At first reading, this farce seems somewhat shallow. The plot is a variation of the often told tale of a young couple, Max and Carolina, deeply in love, who defy the woman’s father, who is attempting to arrange a “suitable” marriage for his only daughter.  The title refers to Max assuming the role of a double for the intended groom, the clueless Kuni-Leml. Our lecturer, Caplan, assured us that the play drew enthusiastic audiences, reminding us that there is a huge difference between reading a play and seeing it performed.

The “Golden Age of Yiddish Theater” in the United States was made possible by the massive influx of 1.5 million Eastern European Jews between 1881 and 1910, a large number of whom settled in Manhattan’s Lower East Side.  

Proving the adage that truth can be stranger than fiction, Boris Tomashevsky (1868-1939) was still in his early teens when he almost single-handedly created Yiddish theater in New York City.  In 1882, Tomashevsky produced “The Sorceress,” which became an instant success.

Tomashevsky was not only the first producer of Yiddish plays in New York, but, with his good looks and beautiful singing voice, he also became one of the most renowned stars of the Yiddish stage.

On Sunday morning, Caplan delivered her final lecture of the weekend, which she titled “Nomadic Chutzpah: The Vilna Troupe, Yiddish Theater, and the Avant-Garde.” In her brief introduction, Caplan noted that the Vilna Troupe (1915-1936) was “an experimental Yiddish theater company founded by a motley group of teenaged amateurs, impoverished war refugees, and out-of-work Russian actors who banded together to revolutionize the Yiddish stage during the First World War.” 
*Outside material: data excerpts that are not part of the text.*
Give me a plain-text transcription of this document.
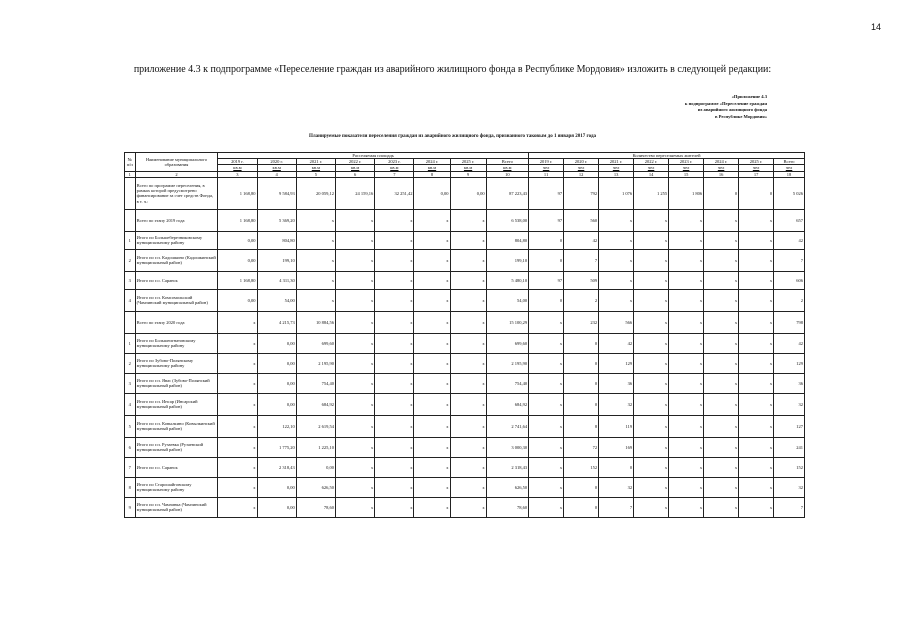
14
приложение 4.3 к подпрограмме «Переселение граждан из аварийного жилищного фонда в Республике Мордовия» изложить в следующей редакции:
«Приложение 4.3
к подпрограмме «Переселение граждан
из аварийного жилищного фонда
в Республике Мордовия»
Планируемые показатели переселения граждан из аварийного жилищного фонда, признанного таковым до 1 января 2017 года
№ п/п	Наименование муниципального образования	Расселяемая площадь								Количество переселяемых жителей							
		2019 г.	2020 г.	2021 г.	2022 г.	2023 г.	2024 г.	2025 г.	Всего	2019 г.	2020 г.	2021 г.	2022 г.	2023 г.	2024 г.	2025 г.	Всего
		кв.м	кв.м	кв.м	кв.м	кв.м	кв.м	кв.м	кв.м	чел	чел	чел	чел	чел	чел	чел	чел
1	2	3	4	5	6	7	8	9	10	11	12	13	14	15	16	17	18
	Всего по программе переселения, в рамках которой предусмотрено финансирование за счет средств Фонда, в т. ч.:	1 168,80	9 584,93	20 059,12	24 159,16	32 251,42	0,00	0,00	87 223,43	97	792	1 076	1 255	1 806	0	0	5 026
	Всего по этапу 2019 года	1 168,80	5 369,20	x	x	x	x	x	6 538,00	97	560	x	x	x	x	x	657
1	Итого по Большеберезниковскому муниципальному району	0,00	804,80	x	x	x	x	x	804,80	0	42	x	x	x	x	x	42
2	Итого по г.п. Кадошкино (Кадошкинский муниципальный район)	0,00	199,10	x	x	x	x	x	199,10	0	7	x	x	x	x	x	7
3	Итого по г.о. Саранск	1 168,80	4 311,30	x	x	x	x	x	5 480,10	97	509	x	x	x	x	x	606
4	Итого по г.п. Комсомольский (Чамзинский муниципальный район)	0,00	54,00	x	x	x	x	x	54,00	0	2	x	x	x	x	x	2
	Всего по этапу 2020 года	x	4 215,73	10 884,56	x	x	x	x	15 100,29	x	232	566	x	x	x	x	798
1	Итого по Большеигнатовскому муниципальному району	x	0,00	699,60	x	x	x	x	699,60	x	0	42	x	x	x	x	42
2	Итого по Зубово-Полянскому муниципальному району	x	0,00	2 195,90	x	x	x	x	2 195,90	x	0	129	x	x	x	x	129
3	Итого по г.п. Явас (Зубово-Полянский муниципальный район)	x	0,00	754,40	x	x	x	x	754,40	x	0	36	x	x	x	x	36
4	Итого по г.п. Инсар (Инсарский муниципальный район)	x	0,00	684,92	x	x	x	x	684,92	x	0	32	x	x	x	x	32
5	Итого по г.п. Ковылкино (Ковылкинский муниципальный район)	x	122,10	2 619,54	x	x	x	x	2 741,64	x	8	119	x	x	x	x	127
6	Итого по г.п. Рузаевка (Рузаевский муниципальный район)	x	1 775,20	1 225,10	x	x	x	x	3 000,30	x	72	169	x	x	x	x	241
7	Итого по г.о. Саранск	x	2 318,43	0,00	x	x	x	x	2 318,43	x	152	0	x	x	x	x	152
8	Итого по Старошайговскому муниципальному району	x	0,00	626,50	x	x	x	x	626,50	x	0	32	x	x	x	x	32
9	Итого по г.п. Чамзинка (Чамзинский муниципальный район)	x	0,00	78,60	x	x	x	x	78,60	x	0	7	x	x	x	x	7
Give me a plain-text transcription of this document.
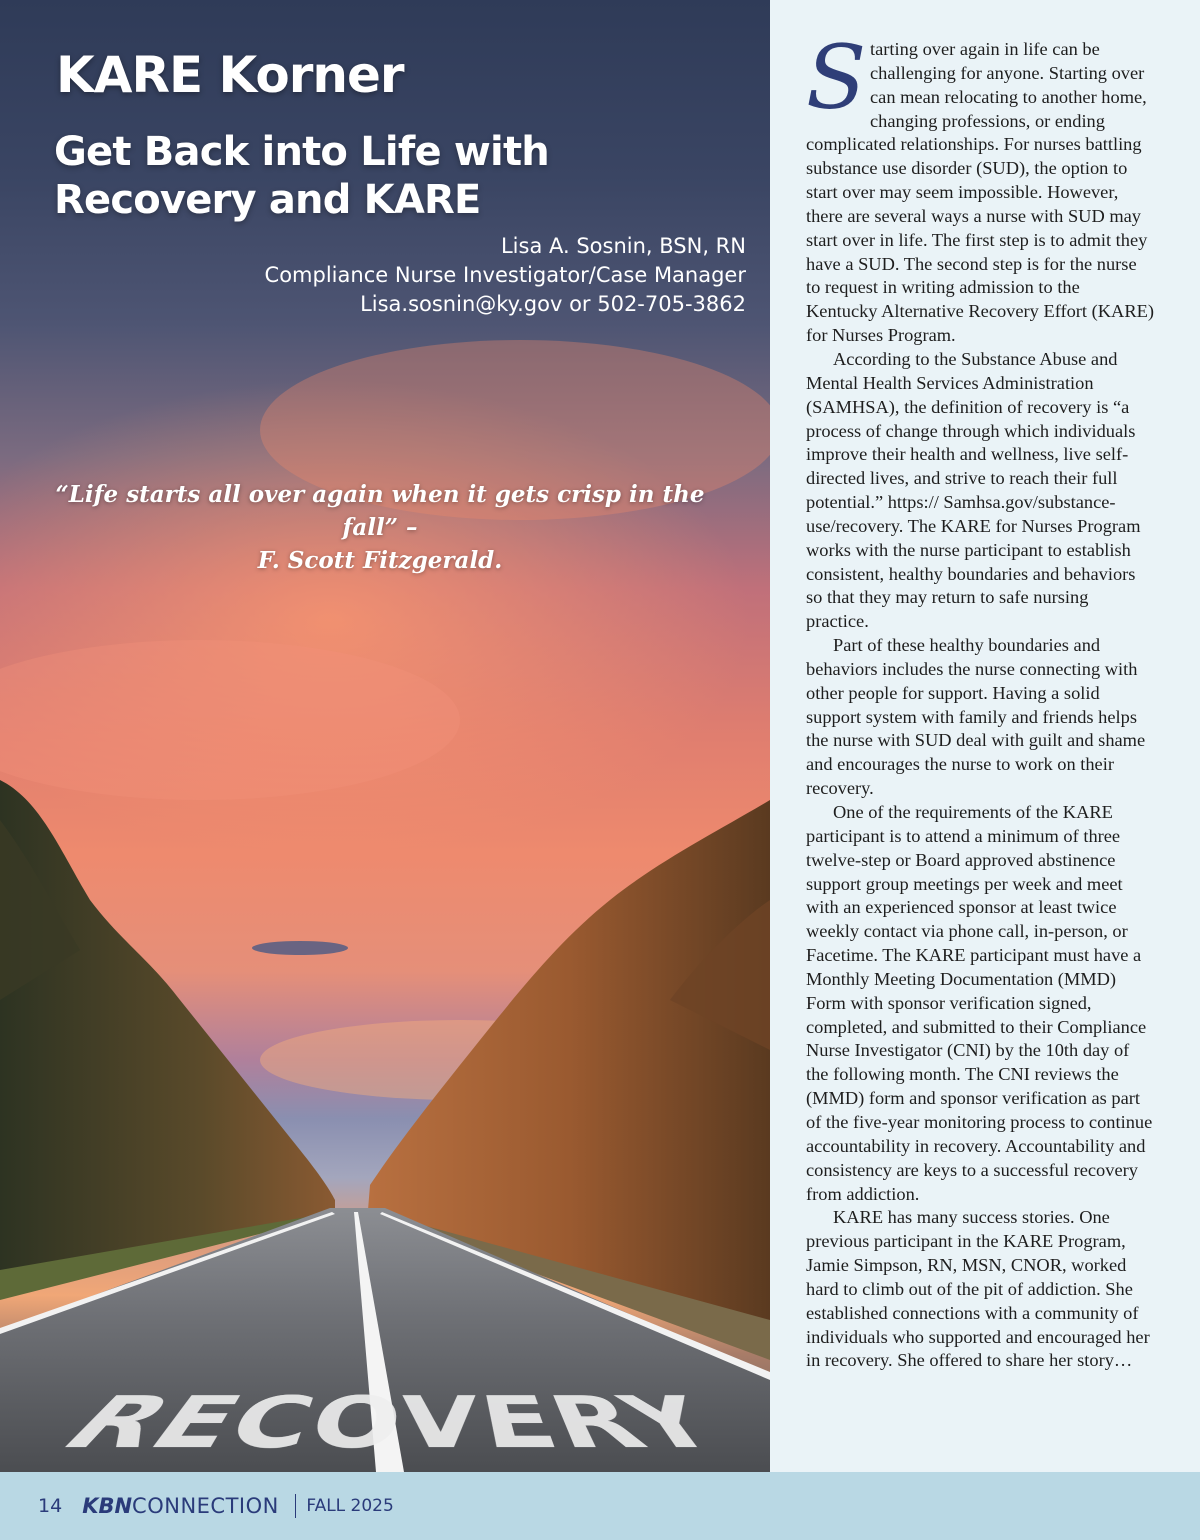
RECOVERY
KARE Korner
Get Back into Life with Recovery and KARE
Lisa A. Sosnin, BSN, RN
Compliance Nurse Investigator/Case Manager
Lisa.sosnin@ky.gov or 502-705-3862
“Life starts all over again when it gets crisp in the fall” –
F. Scott Fitzgerald.

Starting over again in life can be challenging for anyone. Starting over can mean relocating to another home, changing professions, or ending complicated relationships. For nurses battling substance use disorder (SUD), the option to start over may seem impossible. However, there are several ways a nurse with SUD may start over in life. The first step is to admit they have a SUD. The second step is for the nurse to request in writing admission to the Kentucky Alternative Recovery Effort (KARE) for Nurses Program.

According to the Substance Abuse and Mental Health Services Administration (SAMHSA), the definition of recovery is “a process of change through which individuals improve their health and wellness, live self-directed lives, and strive to reach their full potential.” https:// Samhsa.gov/substance-use/recovery. The KARE for Nurses Program works with the nurse participant to establish consistent, healthy boundaries and behaviors so that they may return to safe nursing practice.

Part of these healthy boundaries and behaviors includes the nurse connecting with other people for support. Having a solid support system with family and friends helps the nurse with SUD deal with guilt and shame and encourages the nurse to work on their recovery.

One of the requirements of the KARE participant is to attend a minimum of three twelve-step or Board approved abstinence support group meetings per week and meet with an experienced sponsor at least twice weekly contact via phone call, in-person, or Facetime. The KARE participant must have a Monthly Meeting Documentation (MMD) Form with sponsor verification signed, completed, and submitted to their Compliance Nurse Investigator (CNI) by the 10th day of the following month. The CNI reviews the (MMD) form and sponsor verification as part of the five-year monitoring process to continue accountability in recovery. Accountability and consistency are keys to a successful recovery from addiction.

KARE has many success stories. One previous participant in the KARE Program, Jamie Simpson, RN, MSN, CNOR, worked hard to climb out of the pit of addiction. She established connections with a community of individuals who supported and encouraged her in recovery. She offered to share her story…

14 KBN CONNECTION FALL 2025
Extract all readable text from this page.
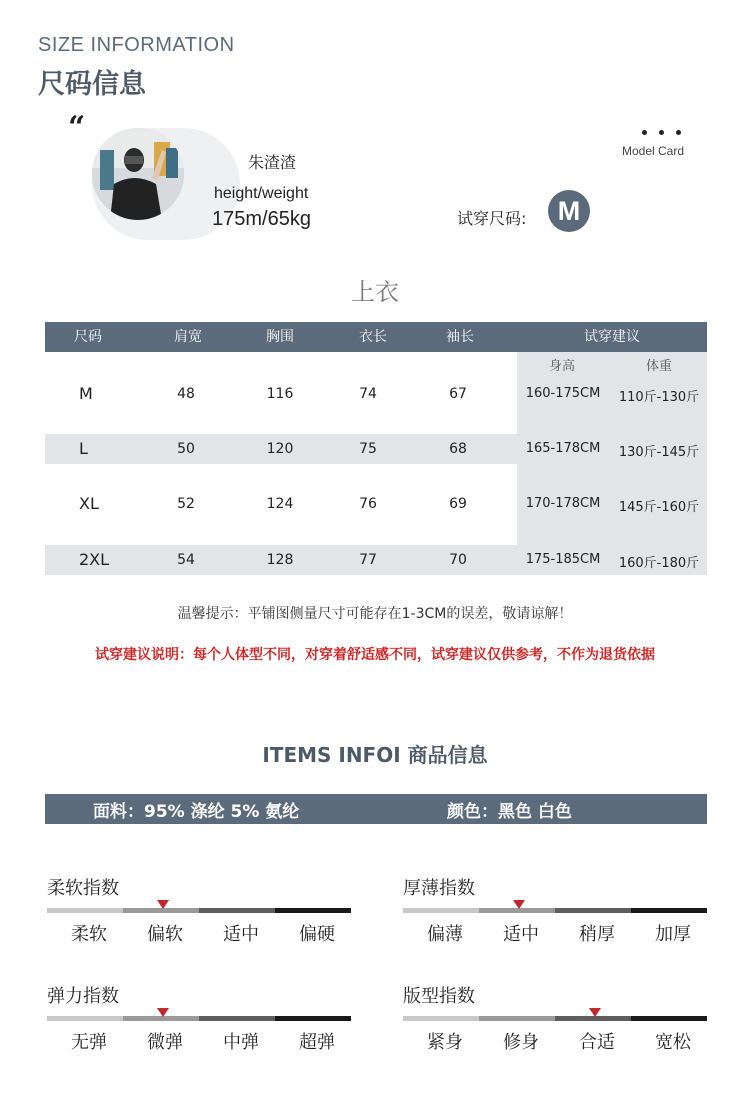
SIZE INFORMATION
尺码信息
“
朱渣渣
height/weight
175m/65kg
Model Card
试穿尺码:	M
上衣
尺码	肩宽	胸围	衣长	袖长	试穿建议
身高	体重
M	48	116	74	67	160-175CM	110斤-130斤
L	50	120	75	68	165-178CM	130斤-145斤
XL	52	124	76	69	170-178CM	145斤-160斤
2XL	54	128	77	70	175-185CM	160斤-180斤
温馨提示：平铺图侧量尺寸可能存在1-3CM的误差，敬请谅解！
试穿建议说明：每个人体型不同，对穿着舒适感不同，试穿建议仅供参考，不作为退货依据
ITEMS INFOI 商品信息
面料：95% 涤纶 5% 氨纶	颜色：黑色 白色
柔软指数
柔软	偏软	适中	偏硬
厚薄指数
偏薄	适中	稍厚	加厚
弹力指数
无弹	微弹	中弹	超弹
版型指数
紧身	修身	合适	宽松
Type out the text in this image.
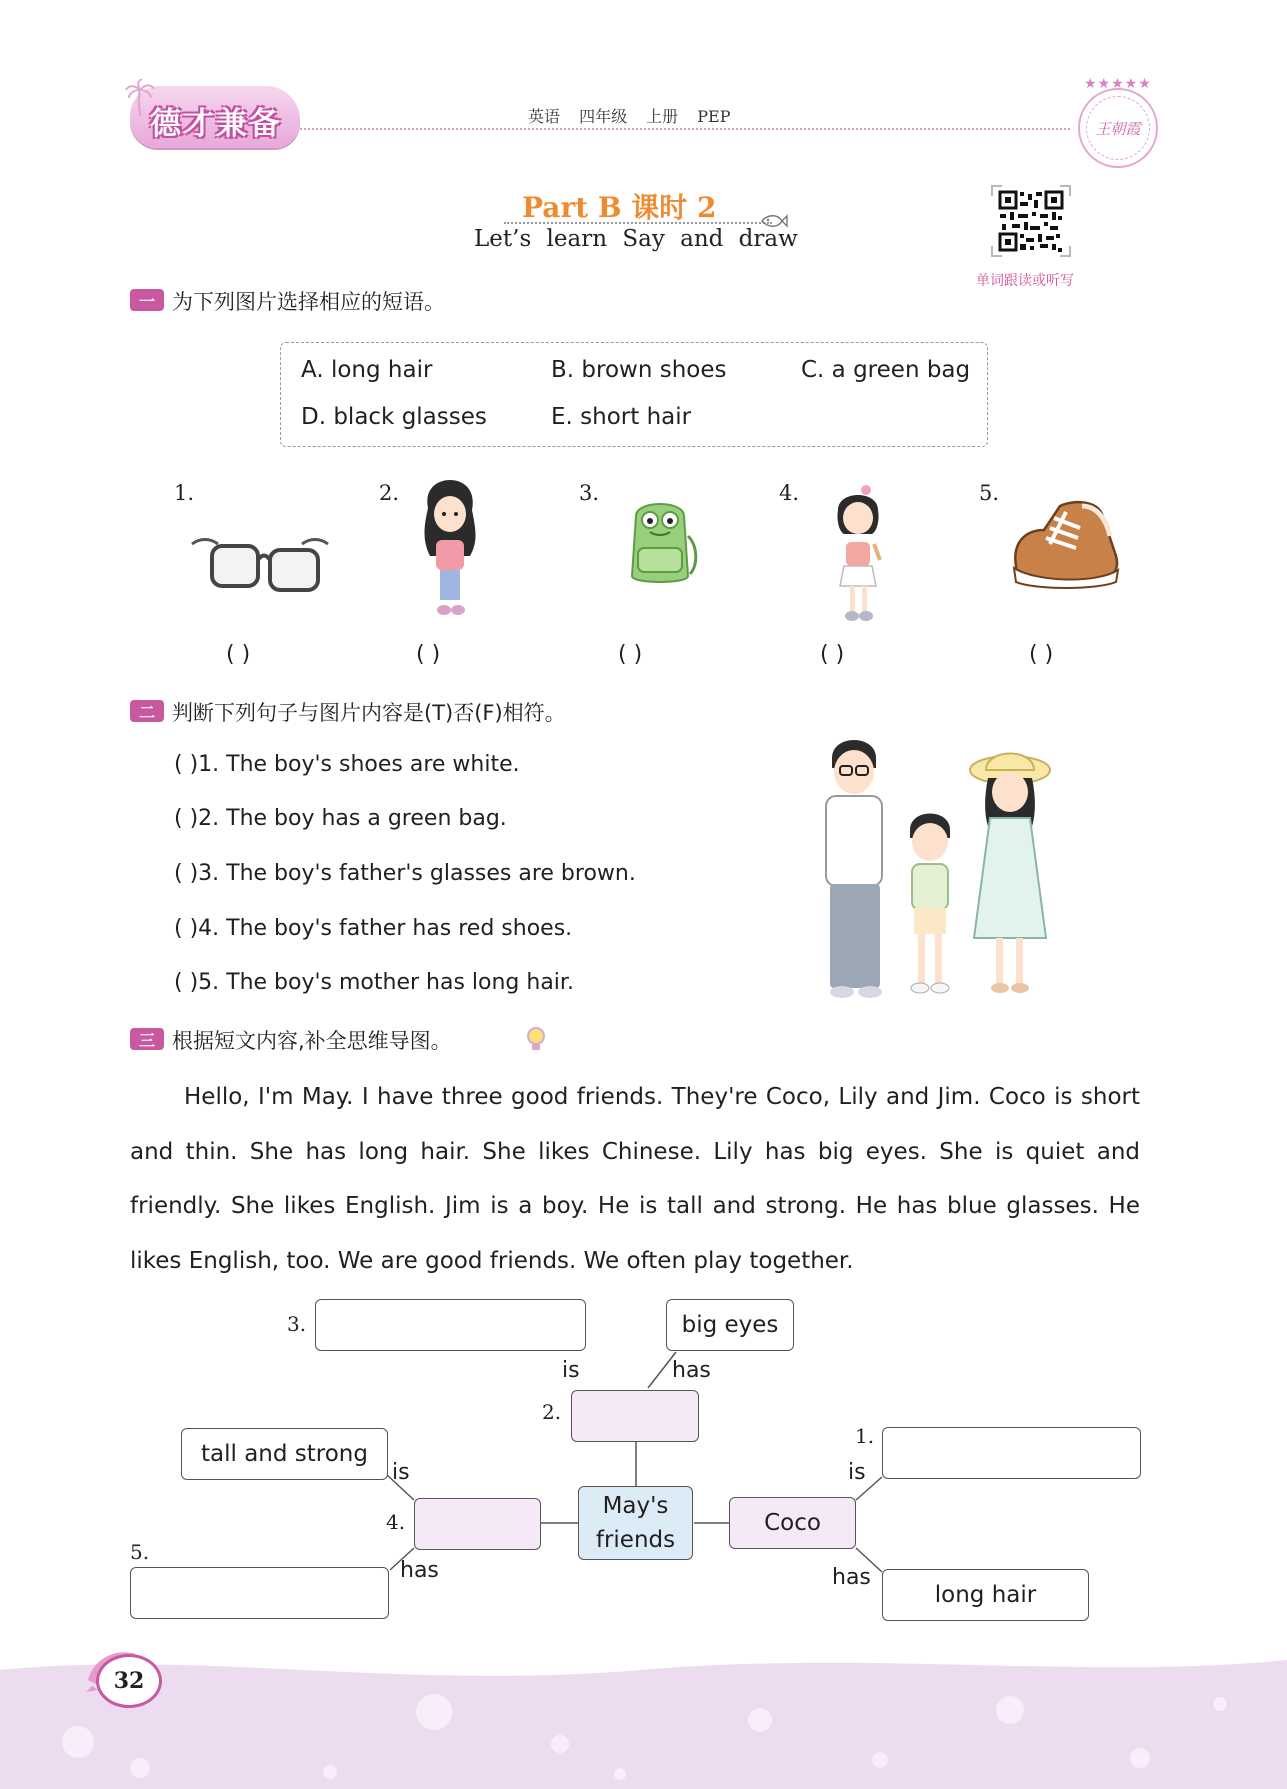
德才兼备	英语 四年级 上册 PEP
★★★★★
王朝霞
Part B 课时 2
Let’s learn Say and draw
单词跟读或听写
一 为下列图片选择相应的短语。
A. long hair	B. brown shoes	C. a green bag
D. black glasses	E. short hair
1.	2.	3.	4.	5.
( )	( )	( )	( )	( )
二 判断下列句子与图片内容是(T)否(F)相符。
( )1. The boy's shoes are white.
( )2. The boy has a green bag.
( )3. The boy's father's glasses are brown.
( )4. The boy's father has red shoes.
( )5. The boy's mother has long hair.
三 根据短文内容,补全思维导图。

Hello, I'm May. I have three good friends. They're Coco, Lily and Jim. Coco is short and thin. She has long hair. She likes Chinese. Lily has big eyes. She is quiet and friendly. She likes English. Jim is a boy. He is tall and strong. He has blue glasses. He likes English, too. We are good friends. We often play together.

3.	big eyes
is	has
2.
tall and strong
is
1.
is
4.
May's
friends
Coco
5.
has	has
long hair
32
Despite their humble origins – often subsisting on just one boiled potato per day, frequently fainting from hunger during rehearsals – members of the troupe managed to perform in 60 cities on five continents in a single year.  Though they performed only in Yiddish, their innovative approach to theater exerted a profound influence on scores of actors, regardless of their native tongues.

In 1920, the Vilna Troupe introduced the world to “The Dybbuk,” by Solomon Rappaport Ansky (1863-1920), perhaps the best-known Yiddish play of all time. Ansky subtitled his play “Between Two Worlds, A Dramatic Legend in Four Acts.”  I would suggest that “The Dybbuk” dramatizes the contrast between the world of the living and the world of the dead, the world of the present and the world of the past, the world of truth and the world of illusion and superstition.

In their avant-garde production of “The Dybbuk” – a giant tallit serves as the stage’s inner curtain – the Vilna Troupe seems to connect the world of yesterday with the worlds of today and tomorrow. 

What is the future of Yiddish theater in America?  In the words of an old song from my alma mater, Columbia College: “Tomorrow’s the future still; this is today!”